El realizador Radu Jude se sirve del porno para levantar una obra de mordacidad política feroz sobre Rumanía

La actriz Katia Pascariu, protagonista del filme de Radu Jude «Mala suerte follando o porno chiflado»
La actriz Katia Pascariu, protagonista del filme de Radu Jude «Mala suerte follando o porno chiflado»

El rumano Radu Jude tenía solo doce años cuando la caída del comunismo se zanjó en Rumanía con el asesinato del conducator Ceaucescu. En una carrera de meteórica y fecunda lucidez, Jude se ha erigido en el modelo de cómo llevar al cine la negra historia del siglo XX de un país, el suyo, y hacerlo desde los documentales rigurosos como La salida de los trenes o Uppercase print o desde prodigiosas construcciones metacinematográficas como I don’t care if we go down in history as barbarians o del humor como vitriolo.

Este Radu Jude corrosivo es el que presentó en la Berlinale una película casi inclasificable en su mordacidad titulada Mala suerte follando o porno chiflado.

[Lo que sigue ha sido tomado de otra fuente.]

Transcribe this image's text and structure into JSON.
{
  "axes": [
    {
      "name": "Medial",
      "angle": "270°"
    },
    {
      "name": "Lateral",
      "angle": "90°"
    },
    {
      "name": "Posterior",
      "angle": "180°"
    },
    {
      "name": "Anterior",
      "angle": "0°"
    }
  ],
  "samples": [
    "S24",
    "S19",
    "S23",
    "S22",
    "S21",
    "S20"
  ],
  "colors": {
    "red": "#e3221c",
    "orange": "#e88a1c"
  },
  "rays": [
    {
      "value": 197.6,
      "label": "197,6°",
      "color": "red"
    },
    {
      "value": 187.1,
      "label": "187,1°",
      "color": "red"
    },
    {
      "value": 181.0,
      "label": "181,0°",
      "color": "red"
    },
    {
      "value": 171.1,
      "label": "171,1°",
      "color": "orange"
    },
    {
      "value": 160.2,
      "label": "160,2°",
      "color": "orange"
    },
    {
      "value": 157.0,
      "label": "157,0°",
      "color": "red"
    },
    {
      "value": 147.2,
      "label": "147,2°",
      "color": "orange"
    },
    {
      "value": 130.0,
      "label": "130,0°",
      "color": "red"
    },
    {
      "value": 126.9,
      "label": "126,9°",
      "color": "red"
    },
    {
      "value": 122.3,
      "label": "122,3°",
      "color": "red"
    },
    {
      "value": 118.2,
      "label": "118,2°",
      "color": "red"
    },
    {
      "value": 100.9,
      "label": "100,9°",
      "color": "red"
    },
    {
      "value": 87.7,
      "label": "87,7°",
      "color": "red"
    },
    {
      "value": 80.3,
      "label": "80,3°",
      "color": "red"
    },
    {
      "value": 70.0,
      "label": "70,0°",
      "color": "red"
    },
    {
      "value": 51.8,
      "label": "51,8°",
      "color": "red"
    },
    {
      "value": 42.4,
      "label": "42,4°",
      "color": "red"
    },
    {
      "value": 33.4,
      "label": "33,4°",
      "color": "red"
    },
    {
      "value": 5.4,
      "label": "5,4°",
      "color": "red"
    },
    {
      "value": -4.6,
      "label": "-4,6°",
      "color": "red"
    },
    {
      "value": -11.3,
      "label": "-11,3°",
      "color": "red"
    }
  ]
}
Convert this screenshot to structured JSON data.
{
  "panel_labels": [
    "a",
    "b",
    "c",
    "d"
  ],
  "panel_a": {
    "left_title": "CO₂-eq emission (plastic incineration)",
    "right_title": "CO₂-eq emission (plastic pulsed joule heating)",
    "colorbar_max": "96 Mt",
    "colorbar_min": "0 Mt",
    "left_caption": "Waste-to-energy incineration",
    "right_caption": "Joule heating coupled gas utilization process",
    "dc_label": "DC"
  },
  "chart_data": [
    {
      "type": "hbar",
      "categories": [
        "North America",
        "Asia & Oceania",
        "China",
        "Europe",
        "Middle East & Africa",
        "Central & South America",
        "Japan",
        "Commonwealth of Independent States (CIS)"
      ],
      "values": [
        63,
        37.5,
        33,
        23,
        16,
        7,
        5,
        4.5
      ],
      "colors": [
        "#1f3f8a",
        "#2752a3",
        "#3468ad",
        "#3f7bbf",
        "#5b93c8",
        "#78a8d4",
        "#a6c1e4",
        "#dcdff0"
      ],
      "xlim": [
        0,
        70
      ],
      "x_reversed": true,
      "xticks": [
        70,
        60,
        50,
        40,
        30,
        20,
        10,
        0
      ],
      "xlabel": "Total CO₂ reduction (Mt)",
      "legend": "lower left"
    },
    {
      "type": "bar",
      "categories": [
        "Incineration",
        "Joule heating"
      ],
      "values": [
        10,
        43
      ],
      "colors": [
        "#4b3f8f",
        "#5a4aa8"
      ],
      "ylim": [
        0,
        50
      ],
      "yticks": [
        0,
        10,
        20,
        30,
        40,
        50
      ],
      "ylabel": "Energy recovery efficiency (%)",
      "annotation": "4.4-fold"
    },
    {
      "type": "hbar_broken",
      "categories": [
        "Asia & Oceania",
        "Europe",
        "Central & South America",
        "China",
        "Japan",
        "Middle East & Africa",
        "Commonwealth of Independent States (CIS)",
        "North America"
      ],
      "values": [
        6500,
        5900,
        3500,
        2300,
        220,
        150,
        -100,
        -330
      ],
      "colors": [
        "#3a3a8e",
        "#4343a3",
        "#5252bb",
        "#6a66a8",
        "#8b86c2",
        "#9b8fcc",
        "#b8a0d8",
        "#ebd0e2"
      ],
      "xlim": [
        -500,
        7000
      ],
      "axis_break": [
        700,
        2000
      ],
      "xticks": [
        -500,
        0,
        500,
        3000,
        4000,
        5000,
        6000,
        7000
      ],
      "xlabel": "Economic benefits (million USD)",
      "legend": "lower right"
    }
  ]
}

Lo que el surrealista encabezamiento indica se sirve -en efecto- del porno hardcore, el material supuestamente domestico de una profesora y su marido, que es exhibido públicamente, en una felación como primer plano del filme, sin un solo crédito anterior. Lo que viene después es un tríptico que funciona como visión sarcástica de la Rumanía actual y de la de las dos dictaduras que la precedieron. El segundo capítulo, en concreto, es una sucesión de aforismos en imágenes que no deja títere con cabeza y que va de la Guardia de Hierro del fascista Antonescu a la megalomanía de Ceaucescu y la corrupción de la actual democracia. El arsenal de inteligencia de ese segundo acto es tan demoledor que hace que la conclusión del tercero resulte en exceso explicativa. Pero no impide que Jude te zarandee con una cinta de tintes pop aggiornados de una lucidez extraordinaria que escapa de la construcción de la corrección política.

Xavier Beauvois aborda en Albatros cuestiones todas ellas actualísimas: la Francia vaciada, los agricultores que se sublevan o la policía como instrumento de contención del poder. Y es precisamente la actuación desafortunada de un agente del orden que encarna con gran solvencia Jeremie Renier la que dispara el drama en Albatros. El suceso, un homicidio no intencionado, acapara desde entonces la acción del filme. Y ahí, Xavier Beauvois cae en cierto academicismo complaciente, un maniqueísmo entre épico y preciosista que ahoga un poco las expectativas de una primera media hora muy notable.

Unabomber

Y si el policía de Albatros es un homicida accidental, el que mataba a conciencia es Ted Kaczynski, más conocido por su nombre artístico de Unabomber. En Ted K, Tony Stone nos desmenuza a este lobo solitario al que el enfado provocado por el ruido de los aviones llevaba a reaccionar enviando bombas por carta al FBI o a diarios que él consideraba comunistas. Es muy interesante la forma en que Stone se acerca al personaje a través de sus propios diarios. Y de la locura nada egregia de Unabomber nace un reguero que nos lleva a reflexionar sobre la cadena de casos del ahora llamado terrorismo doméstico -los casos de David Koresh y los davidianos, el de Tim McVeigh y el edificio de Oklahoma- que vienen de muy atrás y que solo saltaron de la foresta o del óxido de la América Profunda a la dantesca puesta de largo en el Capitolio el pasado enero.